In the past, we’ve found good pain relief for joint problems with capsaicin products (see September 2002). We also reported on research where capsaicin over the heel nerves provided relief for foot pain (see November 2003). These findings are encouraging, but capsaicin isn’t a simple rub-it-in-and-go product.
Capsaicin itself is a strong nerve irritant. It stimulates nerves to release substance P, a neurotransmitter that signals pain. This release is why the horse may react with stomping, kicking, etc. on the initial application. Substance P can also trigger inflammatory reactions and increased blood flow — and these two facts are important to how and when you use capsaicin.
The foot-pain research study placed capsaicin over the digital nerves running down the back of the pastern to partially block experimentally induced foot pain. The findings were encouraging, but our own preliminary field trials in some horses with chronic laminitis pain were equivocal to disappointing.
Our less-than-satisfactory results could be due to a failure to influence pain coming from the front of the foot or the existence of ongoing low-grade inflammation, both likely possibilities when dealing with laminitis. Two horses with heel pain showed a better response, with noticeable improvement but not complete resolution of the pain. If you’re using capsaicin for ringbone or coffin-joint arthritis problems, it should be applied to the front of the pastern and coronary band.
Capsaicin uses and guidelines:
• Expect some “annoyance” like reactions the first day or so of use. (Newer formulations of capsaicin creams have brought lesser reactions than we saw in 2002, but they are still likely to occur.)
• While some pain relief is usually evident after the first application, full effect will take from approximately two to three days.
• Apply the product two to three times a day initially for full effect. Maximum results are only obtained when the problem area has been definitively localized and capsaicin is applied directly over the area.
• Because of its potential to trigger or worsen inflammatory reactions, use capsaicin with extreme caution, if at all, over acute injuries. However, the local circulatory promotion may sometimes help with resolving edema/stocking up in chronic conditions. Discuss its use with your veterinarian in these cases.
• Dry cotton stable wraps can be used over areas that have had capsaicin applied, but do not use neoprene wraps or magnets.
• Do not mix capsaicin with DMSO.
• Do not apply capsaicin over recently clipped areas.
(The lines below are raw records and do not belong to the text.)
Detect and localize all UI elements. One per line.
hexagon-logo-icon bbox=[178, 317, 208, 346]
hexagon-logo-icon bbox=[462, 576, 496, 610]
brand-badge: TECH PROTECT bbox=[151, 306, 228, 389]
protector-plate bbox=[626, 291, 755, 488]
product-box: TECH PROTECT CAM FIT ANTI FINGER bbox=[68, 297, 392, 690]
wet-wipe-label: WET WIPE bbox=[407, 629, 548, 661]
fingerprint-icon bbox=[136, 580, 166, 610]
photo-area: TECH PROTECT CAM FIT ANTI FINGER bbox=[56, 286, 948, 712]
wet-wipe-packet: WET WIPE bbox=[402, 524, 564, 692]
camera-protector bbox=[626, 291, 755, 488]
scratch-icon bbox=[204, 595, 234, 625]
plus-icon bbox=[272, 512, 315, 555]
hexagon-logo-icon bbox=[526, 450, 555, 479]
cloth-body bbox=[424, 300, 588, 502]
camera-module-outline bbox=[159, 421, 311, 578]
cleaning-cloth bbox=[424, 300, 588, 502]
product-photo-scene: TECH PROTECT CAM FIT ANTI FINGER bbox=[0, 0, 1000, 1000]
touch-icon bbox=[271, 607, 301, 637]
• Do not use other topicals over capsaicin-treated areas within 24 hours of last application, and be sure to wash the area gently but thoroughly with a mild soap and water.
Our favorite capsaicin products include Capsa-Cream (www.uckele.com 800-248-0330), Activex Peformance Topical Pain Reliever 888-848-3343), Vapco Bloc-It (www.vapco.com 800-523-5614) and Sure Block (www.farnamhorse.com 800-234-2269).
You’ll need to apply it regularly, two to three times a day, and directly on the painful spot. Expect some initial relief, but full relief will take a couple of days.
We find capsaisin a good choice for horses battling stiffness, such as in chronic arthritis. However, we recommend you discuss its use on hot, swollen, painful joints and acute injuries with your veterinarians.